To put this into perspective, think of NAFTA having a shared currency. Now Mexico is in dire troubles and going to default. Would Obama bail out Mexico if he knew he was going to lose the election over it? I highly doubt it. Same situation here except the feelings Germans have against Greeks and Greeks against Germans are not very good. Bordering on downright spite.
So than that brings the IMF, but the bailout number the IMF can bring to the table to allow Greece not to default at some point in the future is not enough. At least not likely enough.
Finally, the austerity measure Greece has "imposed" is so far a joke. Greece newspapers today annouced that something like the department of health insurance has already used 50% of its budget for the entire year in 2 months.
Anyway, the market believes Greece is fine (through some bailout at the last second) and if they aren't fine that it doesn't matter. I give 50% that Greece is fine and 30% chance that it doesn't matter.
Regardless of Greece, I am starting to feel bearish again. I have been fairly good at sniffing out tops over the last six months.
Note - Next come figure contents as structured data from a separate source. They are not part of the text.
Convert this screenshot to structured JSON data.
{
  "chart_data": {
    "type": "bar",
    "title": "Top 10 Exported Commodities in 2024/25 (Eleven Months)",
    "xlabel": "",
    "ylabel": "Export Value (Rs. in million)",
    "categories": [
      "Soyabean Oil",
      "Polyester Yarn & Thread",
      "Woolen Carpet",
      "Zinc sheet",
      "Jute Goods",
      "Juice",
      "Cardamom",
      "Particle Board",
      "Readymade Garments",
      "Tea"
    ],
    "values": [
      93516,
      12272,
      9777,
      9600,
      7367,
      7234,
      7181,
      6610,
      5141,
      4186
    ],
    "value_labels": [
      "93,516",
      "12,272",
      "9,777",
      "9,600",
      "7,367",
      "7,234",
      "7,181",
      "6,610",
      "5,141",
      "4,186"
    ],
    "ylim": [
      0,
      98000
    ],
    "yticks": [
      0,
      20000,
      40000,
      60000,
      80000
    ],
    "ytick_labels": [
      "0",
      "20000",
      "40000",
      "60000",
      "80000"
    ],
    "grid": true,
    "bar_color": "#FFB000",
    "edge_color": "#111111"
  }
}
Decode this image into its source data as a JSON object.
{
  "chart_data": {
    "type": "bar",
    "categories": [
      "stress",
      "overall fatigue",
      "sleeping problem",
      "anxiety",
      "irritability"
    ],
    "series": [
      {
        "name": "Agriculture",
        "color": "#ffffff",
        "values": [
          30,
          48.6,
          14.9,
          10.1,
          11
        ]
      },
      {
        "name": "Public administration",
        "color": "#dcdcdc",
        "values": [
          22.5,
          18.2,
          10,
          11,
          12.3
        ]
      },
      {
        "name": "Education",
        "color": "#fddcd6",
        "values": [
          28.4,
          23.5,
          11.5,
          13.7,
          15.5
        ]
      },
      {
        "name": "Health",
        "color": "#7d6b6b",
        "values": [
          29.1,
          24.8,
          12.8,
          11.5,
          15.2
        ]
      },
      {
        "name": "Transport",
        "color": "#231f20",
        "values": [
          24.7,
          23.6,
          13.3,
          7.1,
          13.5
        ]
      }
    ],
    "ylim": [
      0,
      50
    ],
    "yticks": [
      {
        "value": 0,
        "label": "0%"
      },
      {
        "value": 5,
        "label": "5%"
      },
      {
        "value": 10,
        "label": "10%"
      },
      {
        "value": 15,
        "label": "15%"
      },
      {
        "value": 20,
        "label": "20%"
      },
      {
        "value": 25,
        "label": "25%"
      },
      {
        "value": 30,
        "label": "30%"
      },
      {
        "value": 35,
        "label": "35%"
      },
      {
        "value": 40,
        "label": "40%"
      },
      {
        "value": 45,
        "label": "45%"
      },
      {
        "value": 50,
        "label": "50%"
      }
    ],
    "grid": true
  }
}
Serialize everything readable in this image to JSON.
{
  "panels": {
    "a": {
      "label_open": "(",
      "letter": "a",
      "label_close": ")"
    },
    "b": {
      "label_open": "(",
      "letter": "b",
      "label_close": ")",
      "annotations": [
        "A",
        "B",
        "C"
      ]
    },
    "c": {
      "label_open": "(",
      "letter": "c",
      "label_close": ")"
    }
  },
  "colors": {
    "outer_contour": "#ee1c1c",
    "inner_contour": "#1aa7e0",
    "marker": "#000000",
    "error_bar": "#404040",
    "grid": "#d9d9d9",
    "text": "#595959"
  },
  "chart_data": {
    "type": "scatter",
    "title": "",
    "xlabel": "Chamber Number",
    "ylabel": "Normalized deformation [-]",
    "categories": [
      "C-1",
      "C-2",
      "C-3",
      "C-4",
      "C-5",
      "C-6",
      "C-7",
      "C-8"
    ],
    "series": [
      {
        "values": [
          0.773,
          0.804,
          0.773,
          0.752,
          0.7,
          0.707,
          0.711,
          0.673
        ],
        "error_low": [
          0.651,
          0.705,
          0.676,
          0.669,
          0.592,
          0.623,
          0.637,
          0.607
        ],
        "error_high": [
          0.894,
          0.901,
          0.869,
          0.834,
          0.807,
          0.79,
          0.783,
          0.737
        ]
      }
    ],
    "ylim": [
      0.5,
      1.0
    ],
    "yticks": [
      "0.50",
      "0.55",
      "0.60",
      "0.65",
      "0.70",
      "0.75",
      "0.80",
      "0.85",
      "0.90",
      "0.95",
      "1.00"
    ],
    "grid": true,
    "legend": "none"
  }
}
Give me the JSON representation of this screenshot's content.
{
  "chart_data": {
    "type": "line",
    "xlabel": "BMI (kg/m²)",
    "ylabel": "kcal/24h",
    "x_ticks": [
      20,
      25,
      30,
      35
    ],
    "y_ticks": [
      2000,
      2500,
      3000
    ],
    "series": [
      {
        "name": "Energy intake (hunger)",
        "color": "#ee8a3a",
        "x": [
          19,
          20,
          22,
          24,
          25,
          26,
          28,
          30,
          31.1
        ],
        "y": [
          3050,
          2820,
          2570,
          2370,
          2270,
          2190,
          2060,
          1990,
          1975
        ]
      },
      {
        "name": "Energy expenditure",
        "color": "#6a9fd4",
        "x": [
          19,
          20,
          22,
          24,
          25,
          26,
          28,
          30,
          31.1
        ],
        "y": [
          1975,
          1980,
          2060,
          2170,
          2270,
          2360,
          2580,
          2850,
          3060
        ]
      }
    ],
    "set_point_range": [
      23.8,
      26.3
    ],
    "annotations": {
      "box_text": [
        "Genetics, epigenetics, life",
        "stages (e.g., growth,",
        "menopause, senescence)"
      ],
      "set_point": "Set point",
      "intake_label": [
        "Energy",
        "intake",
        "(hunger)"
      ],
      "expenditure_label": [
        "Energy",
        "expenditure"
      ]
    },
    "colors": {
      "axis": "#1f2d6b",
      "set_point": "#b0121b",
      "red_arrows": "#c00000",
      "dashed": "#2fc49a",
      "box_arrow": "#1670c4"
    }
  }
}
I have been horrible in thinking that they were the top. Well, I think we are within 2 to 4% of a top in the markets that will once again mark a possible final top. Everything is at extremes. Some things at extremes that I haven't seen in my lifetime. If your looking at valuations, stocks are very very expensive. If you look at dividend yield stocks have only had this low dividend yield (which means the stock have been bid way high) twice. Once in 2000 and once in the fall of 2007. Technically we are extremely extended with large amounts of technical resistance just over our head. From a psychological perspective, the boat is very lopsided. Sentiment indicators are back to extremes.
The question like all previous tops (if we are indeed close to one), is this the ultimate top. I have thought twice before it was. Maybe third time is the charm.